Diambilnya lokasi Kediri Budaya di Situs Calonarang tidak terlepas dari upaya pelurusan sejarah tentang Calonarang sehingga diharapkan bisa berdampak positif bagi masyarakat terutama generasi muda.

Menurut keterangan Rianto selaku ketua Panitia kegiatan tersebut, bahwa dengan digelarnya kegiatan itu nantinya bisa lebih diarahkan untuk mengangkat potensi ekonomi daerah sehingga bisa memberikan manfaat pada Semua masyarakat. " Paling Tidak generasi muda punya semangat lagi untuk mempertahankan budaya daerah dan menepis masuknya budaya asing yang mulai merajalela. Selain itu agar masyarakat juga bisa melestarikan Budaya leluhur serta mengerti tentang sejarah yang sebenarnya. Bukan hanya itu, kami juga lebih mengedepankan kearifan lokal setiap daerah," tutur Rianto.
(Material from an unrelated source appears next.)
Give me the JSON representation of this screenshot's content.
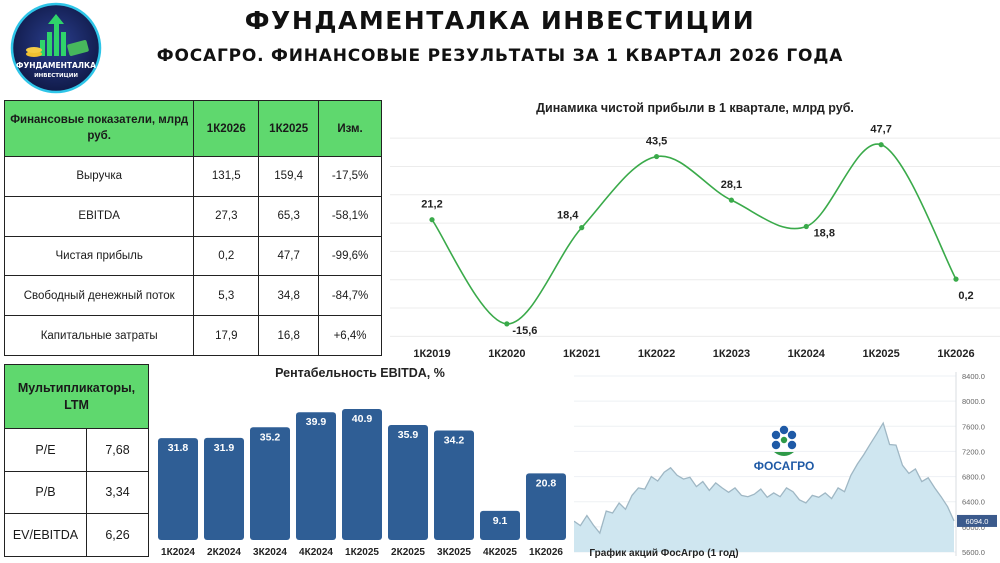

Masih menurut Rianto, perlu disampaikan rangkuman cerita Sejarah Calonarang yang diambil dari beberapa sumber menjelaskan, bahwa, Calonarang atau Ni ni Hyang Calonarang atau Walu Nateng Girah atau Mbok Rondo Calonarang atau di Bali dikenal dgn Rangda Ning Girah adalah Istri dari Mpu Kuturan ( pejabat atau pengusaha kadipaten Girah) di masa abad X/ XI era Erlangga dan mempunyai keturunan seorang perempuan di namakan Diah Ratna Mangali. Sementara Mpu Kuturan dari kutipan silsilah Panca Tirta (Maha Reshi) merupakan kakak dari Ida Batara Mpu Baradah sang penasehat spiritual Prabu Erlangga.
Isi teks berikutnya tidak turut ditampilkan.